I registered an app, obtained a key and I have implemented the implicit OAuth 2.0 flow in a Windows 8 desktop app (as per the documentation available here). After receiving and storing the access token, whenever I try to use it in a Http GET request, I always end up getting a HTTP 400 "Bad Request" error. A sample URL I am trying to send a GET request to is -


What baffles me is that if I remove the access_token and leave the key in the request URL, the HTTP response is fine (JSON data downloads and parses fine).

I have a utility method that prepares the URL for the GET request -

    public string ToQueryString(Dictionary<string, object> queryParameters)
        string queryString = "?";
        StringBuilder sb = new StringBuilder();
        foreach (KeyValuePair<string, object> item in queryParameters)
            sb.AppendFormat("{0}={1}&", Uri.EscapeDataString(item.Key), Uri.EscapeDataString(item.Value.ToString()));
        queryString += sb.ToString();
        if (queryString.EndsWith("&"))
            queryString = queryString.TrimEnd(new char[] { '&'});

        return queryString;

A typical use of the utility method above is -

    private async Task<string> GetAllAnswersJson(string sortOrder, string sortParameter, string siteKey, int? pageNo, int? pageSize)
        Dictionary<string, object> queryParameters = new Dictionary<string, object>();
        queryParameters.Add("order", sortOrder);
        queryParameters.Add("sort", sortParameter);
        queryParameters.Add("site", siteKey);
        if (pageNo.HasValue) queryParameters.Add("page", pageNo.Value.ToString());
        if (pageSize.HasValue) queryParameters.Add("pagesize", pageSize.Value.ToString());
        queryParameters.Add("key", StackExchangeAuthInfo.AccessKey);
        queryParameters.Add("access_token", StackExchangeAuthInfo.AccessToken);

        string uri = string.Format(base.Url + ToQueryString(queryParameters));
        StackExchangeAPIResponse response = await StackExchangeAPIClient.GET(uri);
        if (response.HttpRequestSuccessful)
            return response.HttpContentString;
            return null;

The GET method used in the code above is implemented as -

    public async static Task<StackExchangeAPIResponse> GET(string url)
        HttpClientHandler clientHandler = new HttpClientHandler();
        clientHandler.AutomaticDecompression = System.Net.DecompressionMethods.Deflate | System.Net.DecompressionMethods.GZip;
        var client = new HttpClient(clientHandler);
        var query = await client.GetAsync(url);
        StackExchangeAPIResponse response = new StackExchangeAPIResponse();
        response.HttpStatusCode = query.StatusCode;
        response.HttpRequestSuccessful = false;

        if (query.IsSuccessStatusCode == true)
            response.HttpRequestSuccessful = true;
            response.HttpContentString = await query.Content.ReadAsStringAsync();

        return response;

I understand that there are several excellent open-source C# (even with async/await) libraries out there, however, the effort I am putting in is to learn the API and other programming challenges.
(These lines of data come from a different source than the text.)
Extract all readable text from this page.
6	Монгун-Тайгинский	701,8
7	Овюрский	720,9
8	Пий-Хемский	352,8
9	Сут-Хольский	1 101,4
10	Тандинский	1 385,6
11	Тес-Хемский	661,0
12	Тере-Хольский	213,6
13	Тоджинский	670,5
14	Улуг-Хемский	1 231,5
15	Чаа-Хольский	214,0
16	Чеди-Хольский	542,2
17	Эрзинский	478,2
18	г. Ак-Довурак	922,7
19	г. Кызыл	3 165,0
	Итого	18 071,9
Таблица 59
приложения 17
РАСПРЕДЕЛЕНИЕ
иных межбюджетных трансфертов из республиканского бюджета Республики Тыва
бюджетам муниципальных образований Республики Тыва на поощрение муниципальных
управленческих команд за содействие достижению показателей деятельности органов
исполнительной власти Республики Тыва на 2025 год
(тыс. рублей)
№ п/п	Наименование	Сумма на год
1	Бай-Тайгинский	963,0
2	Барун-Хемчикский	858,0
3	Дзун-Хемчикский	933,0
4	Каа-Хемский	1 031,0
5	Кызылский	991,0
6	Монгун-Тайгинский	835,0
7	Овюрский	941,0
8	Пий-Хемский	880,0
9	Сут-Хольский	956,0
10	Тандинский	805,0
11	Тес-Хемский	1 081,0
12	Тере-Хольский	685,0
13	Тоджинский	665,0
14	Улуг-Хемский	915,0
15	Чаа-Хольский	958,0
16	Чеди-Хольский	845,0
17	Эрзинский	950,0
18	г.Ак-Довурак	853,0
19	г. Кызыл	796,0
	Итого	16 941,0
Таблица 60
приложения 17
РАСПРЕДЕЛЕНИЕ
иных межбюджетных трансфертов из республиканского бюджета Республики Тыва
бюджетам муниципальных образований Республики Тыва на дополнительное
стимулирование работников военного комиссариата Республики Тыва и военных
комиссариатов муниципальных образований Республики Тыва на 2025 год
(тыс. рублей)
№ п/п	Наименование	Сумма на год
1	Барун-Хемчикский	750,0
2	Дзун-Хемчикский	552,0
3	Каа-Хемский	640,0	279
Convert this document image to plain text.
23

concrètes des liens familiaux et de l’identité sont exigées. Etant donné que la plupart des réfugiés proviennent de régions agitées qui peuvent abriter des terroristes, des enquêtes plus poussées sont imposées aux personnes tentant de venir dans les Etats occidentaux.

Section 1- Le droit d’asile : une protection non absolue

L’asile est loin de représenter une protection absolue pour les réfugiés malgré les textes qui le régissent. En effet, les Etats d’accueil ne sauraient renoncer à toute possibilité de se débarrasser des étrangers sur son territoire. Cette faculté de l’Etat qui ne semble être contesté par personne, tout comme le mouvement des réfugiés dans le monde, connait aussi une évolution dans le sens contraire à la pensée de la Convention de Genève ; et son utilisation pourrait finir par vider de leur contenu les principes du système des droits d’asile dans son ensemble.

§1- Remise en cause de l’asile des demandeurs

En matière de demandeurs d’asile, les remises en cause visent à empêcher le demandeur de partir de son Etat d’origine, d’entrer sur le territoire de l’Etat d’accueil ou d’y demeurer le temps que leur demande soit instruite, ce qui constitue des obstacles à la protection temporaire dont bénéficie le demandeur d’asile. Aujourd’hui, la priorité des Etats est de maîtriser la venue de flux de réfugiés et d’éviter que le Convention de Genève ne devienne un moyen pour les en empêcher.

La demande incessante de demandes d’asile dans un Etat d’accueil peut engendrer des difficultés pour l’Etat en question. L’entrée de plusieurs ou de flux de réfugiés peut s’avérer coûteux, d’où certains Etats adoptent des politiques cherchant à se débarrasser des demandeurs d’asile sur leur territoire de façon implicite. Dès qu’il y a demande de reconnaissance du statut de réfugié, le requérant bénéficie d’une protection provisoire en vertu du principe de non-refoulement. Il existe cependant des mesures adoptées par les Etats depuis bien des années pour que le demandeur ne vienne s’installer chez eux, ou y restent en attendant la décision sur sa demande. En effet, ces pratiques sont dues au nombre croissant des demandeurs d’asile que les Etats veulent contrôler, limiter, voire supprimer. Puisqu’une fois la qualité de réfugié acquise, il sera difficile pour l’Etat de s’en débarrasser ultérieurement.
My questions in relation to the above problem -

  1. The access_token is obtained with the scope set to read_inbox,write_access,private_info,no_expiry. There are no errors during the authentication. Once the access_token is obtained, am I supposed to use it in every request as per the documentation, or, should I just use the key in the requests?
  2. Including no_expiry in the scope - will this make a difference in the way access_token is used in the URL(s) for the API access?
  • George's answer is probably correct, making an http request with an access_token should error. The response body should have something like { error_id: 406, error_name: "access_token_compromised", error_message: "Access token sent over non-HTTPS request, it has been invalidated" } in it. Commented Sep 19, 2012 at 18:01

1 Answer 1


First of all, I'm guessing the HTTP 400 errors are directly related to the fact that you are transmitting the access_token over standard HTTP instead of HTTPS. The API (if I remember correctly) throws an error if you try to pass an access token over standard HTTP and immediately invalidates the token.

You actually don't need to include an access_token to make use of most of the API routes. However, if you are making a lot of requests on behalf of other users, using an access token will help out with the number of requests you can make on a daily basis. From the docs:

"If an application does have an access_token, then the application is on a distinct user/app pair daily quota (default size of 10,000)."

So if you really need the extra requests, switching over to HTTPS should solve your problem. If not, then you can simply omit the access_token.